Где ты, Капа – ум, честь и совесть нашей эпохи? Я готов целовать следы твоих ног. Ты уберегла меня от больших мучений, а возможно, спасла и жизнь. Ведь я человек впечатлительный и вспыльчивый, и если бы со мной проделали то, что с другими евреями, то я совсем не уверен, каков был бы исход.
Чтобы получить никому не нужную характеристику с места работы о твоих деловых и политических качествах, без которой не принимают документы в ОВИРе – похожем на инквизицию учреждении, где оформляют визы на выезд, нужно хорошенько похаркать кровью и потратить последние нервы. Подумайте сами, кому нужна эта характеристика? Собачий бред. Израилю, куда ты едешь, очень интересно мнение о тебе советских антисемитов? Или Советскому Союзу, который ты покидаешь с проклятиями, требуется в твоем личном деле сотая характеристика? Мало их составляли за твою жизнь, пока ты числился гражданином?
Когда-то, в средние века, насколько я помню из истории, была такая пытка: человеку вливали в рот расплавленное олово. К чему было пытать таким образом, лишая человека языка и возможности во всем сознаться, один Бог знает. Зачем издеваться над несчастным евреем с помошью проклятой характеристики, если он все равно уезжает, и вы расстаетесь навсегда, как в лагере говорят: задом об зад – кто дальше прыгнет.
А вот зачем. Чтоб других напугать, чтоб остальным неповадно было. Поэтому уезжающего еврея тащат на собрание, и все, кто с ним раньше работал вместе, должны хорошенько плюнуть ему в рожу, а если есть охота, можно и поддать ногой под зад. Независимо от того, был ли ты с ним дружен прежде или враждовал. Бей, не щади, иначе сам попадешь на заметку.
Один режиссер в Москве не выдержал этой обработки и дал дуба прямо на собрании. А на столе у парторга осталась его характеристика, теперь уже вообще никому не нужная.

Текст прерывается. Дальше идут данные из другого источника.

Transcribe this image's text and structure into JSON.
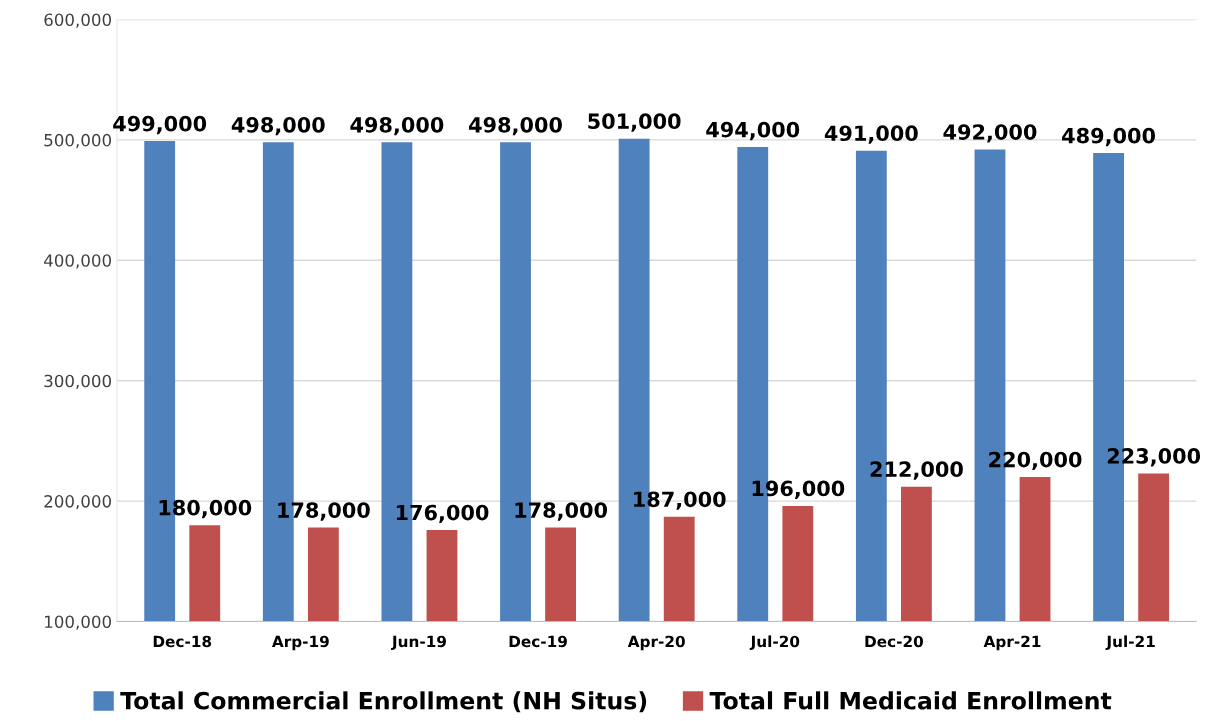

Ну, а те, что выдержали все мучения и, вырвав характеристику, приносили ее в зубах в ОВИР? Могли только перевести дух до следующей пытки. А саму характеристику девчонки из ОРИРа брезгливо выбрасывали в корзину для ненужных бумаг.
Что вспоминать? Каждый еврей, уехавший из СССР (а уехали не только праведники) достоин ордена за выносливость и компенсации за потерянное здоровье и десятки лет жизни. Я бы даже выразился так: оптимистическая трагедия и пошлый фарс в одно и то же время. И если какой-нибудь другой народ окажется на это способен, то я очень буду удивлен. Потому что мы, евреи, уж такими удались и от всех других людей тем отличаемся, что если взлетать – то выше всех, а если падать – ниже никто не упадет.
Каких красивых людей мы вдруг узнали! Какое бескорыстие и любовь к людям, совершенно чужим тебе, но таким же, как ты, евреям!
Помню, улетала в Израиль московская актриса. Ее богатая квартира в Дворянском гнезде была полна евреев. – Мне ничего не нужно, – возбужденно говорила актриса. – Забирайте все, что видите, братья мои и сестры. Это вам пригодится, чтобы выжить до визы. А у меня уже виза есть. Берите, пользуйтесь!
И люди уносили из этого дома антикварную мебель красного дерева времен императоров Павла и Александра. Дорогие картины. Фарфор.
У актрисы были две прекрасные шубы из норки и из скунса. По московским понятиям – целое состояние. Я своими глазами видел, как она бросила эти шубы на руки незнакомым еврейкам:
– Носите на здоровье или продайте и кормите свои семьи. В Израиле нет зимы! Мне это там не нужно! И громко смеялась. Искренне и радостно. Клянусь вам, она была счастлива, все раздав.
Она улетала налегке, как говорится, с пустыми руками, Один чемоданчик – весь багаж.
Я пришел в аэропорт, и у меня в глазах стояли слезы. От восторга, что люди могут так поступать, и от нехороших предчувствий за их будущее.